Dachau:Lustvoller Diskurs

Magischen Makkaroni

Anleihen an die Tierwelt beherrschen die Aufführung.

(Foto: Magische Makkaroni/oh)

Theater "Magische Makkaroni" und die Geschlechterfrage

Von Dorothea Friedrich, Dachau

Der Körper ist Fitnesstudio-like modelliert. Am Handgelenk blitzt die teure Nobeluhr. Vor dem angesagten Club parkt der neue SUV. Da müssen die Frauen doch reihenweise umfallen, oder? Ob der Anblick eines so prachtvoll geschmückten Männchen Frauen schwach werden lässt, war am vergangenen Sonntagabend Thema eines lustvollen Diskurses im voll besetzten Pfarrheim Heilig Kreuz. "Damenwahl" war angesagt. Hinter dem beziehungsreichen Titel verbarg sich ein Streifzug durch die Welt der tierischen und menschlichen Paradiesvögel. Reiseführerinnen waren die Zoologin Ilse Tutter und die Theaterwissenschaftlerin Linda Walz. Beide gehören zur Schwarzlicht-Theatergruppe Magische Makkaroni. Organisiert hatte diese aufschlussreiche Stunde in der Reihe "Sonntags um fünf" die Erwachsenenbildung der Pfarrgemeinde.

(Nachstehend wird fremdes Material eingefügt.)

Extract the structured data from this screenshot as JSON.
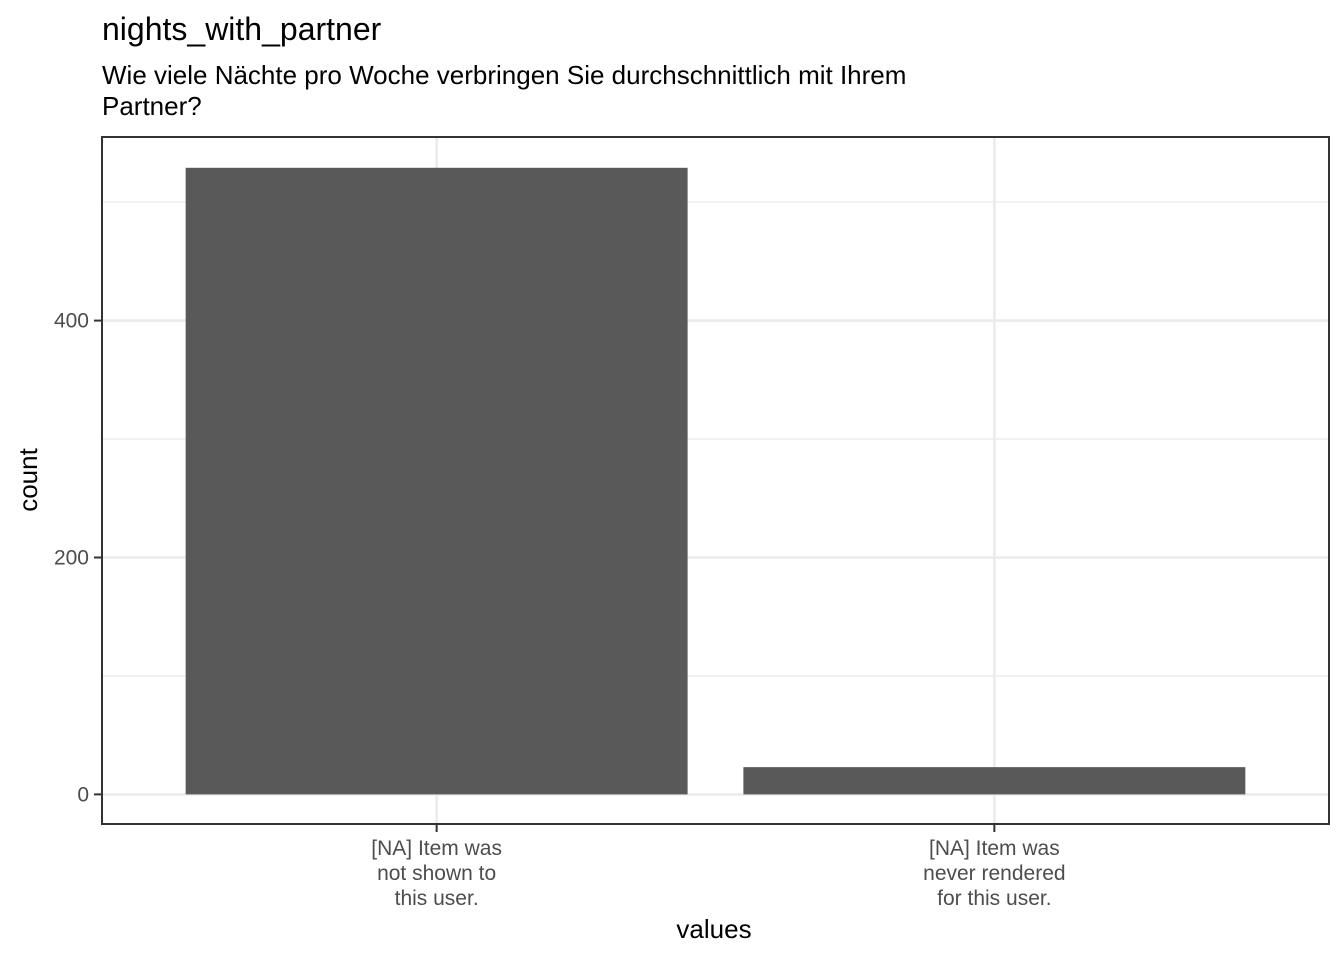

Die Magischen Makkaroni setzten bei ihrer kurzweiligen Aufklärung in Sachen Balzgehabe nicht nur auf die fast magische Wirkung des Schwarzlichttheaters, bei dem die Darsteller aufgrund einer speziellen Beleuchtung im Dunkeln bleiben und Figuren wie von Geisterhand gesteuert erscheinen. Mit zauberhaften Bildern, mit Gedichten und fein darauf abgestimmter Musik beleuchteten sie ein ganzes Kaleidoskop wissenschaftlicher und poetischer Aspekte des Themas.

Ilse Tutter als Wissenschaftlerin im weißen Kittel und Linda Walz als eifrig mitschreibende Journalistin räumten auch gleich mit einem weit verbreiteten Vorurteil auf: In der Tierwelt suchen nicht die Männchen die passende Gefährtin, sondern die Weibchen den fittesten Kandidaten. Weshalb Ilse Tutter fragte: "Wie findet das Weibchen den Mann mit den besten Genen?" Antworten fand sie bei Charles Darwin und dessen wissenschaftlicher Evolutionstheorie, aus der die gelernte Zoologin augenzwinkernd immer wieder zitierte. Ihre Gesprächspartnerin vor der Bühne warb dagegen beharrlich für die Macht der Gefühle, für den Dialog zwischen Poesie und Naturwissenschaften.

Ein kühnes Ansinnen, das die Magischen Makkaroni bravourös mit romantische Songs und Gedichten von Joseph von Eichendorff oder Hilde Domin meisterten. So stand Eichendorffs seelenvolle "Mondnacht" - auf der Bühne kitschig-schön illustriert - den drögen Aussagen der Evolutionsforscher gegenüber. Denen zufolge ist "die Schönheit der Männchen ein Resultat der Damenwahl". Mit anderen Worten: Die aufgemotzten Paradiesvogel-Jungs, die umher stolzierenden Pfauen-Männer oder die bemähnten Löwenherren haben sich nur deshalb so prächtig entwickelt, um in der "Balzarena" bei der (tierischen) Damenwelt ganz vorne zu landen.

Dazu gibt es durchaus Entsprechungen in der Menschenwelt. Wer weiß schon, dass das alpenländische Schuhplatteln den Balzritualen der Birkhähne nachempfunden ist? Damit kann Mann im dritten Jahrtausend allerdings kaum noch einen Blumentopf gewinnen. Folgt man dem amüsanten Spiel der Magischen Makkaroni, erlebt nämlich das "evolutionär selektierte Mannsbild" der Spezies Homo sapiens gerade einen Entwicklungsschub vom Macho zum Babysitter - sanft von seiner Partnerin in die gewünschte Richtung geschubst. Diese wiederum - so zeigten es zumindest die Darsteller - ist vom unscheinbaren Frauchen, dessen Hauptaufgabe die Brutpflege war, zum selbstbewussten Paradiesvogel mutiert. Fantasie oder Realität? Wer weiß? Vielleicht geben die Magischen Makkaroni in ihrem nächsten Stück eine Antwort.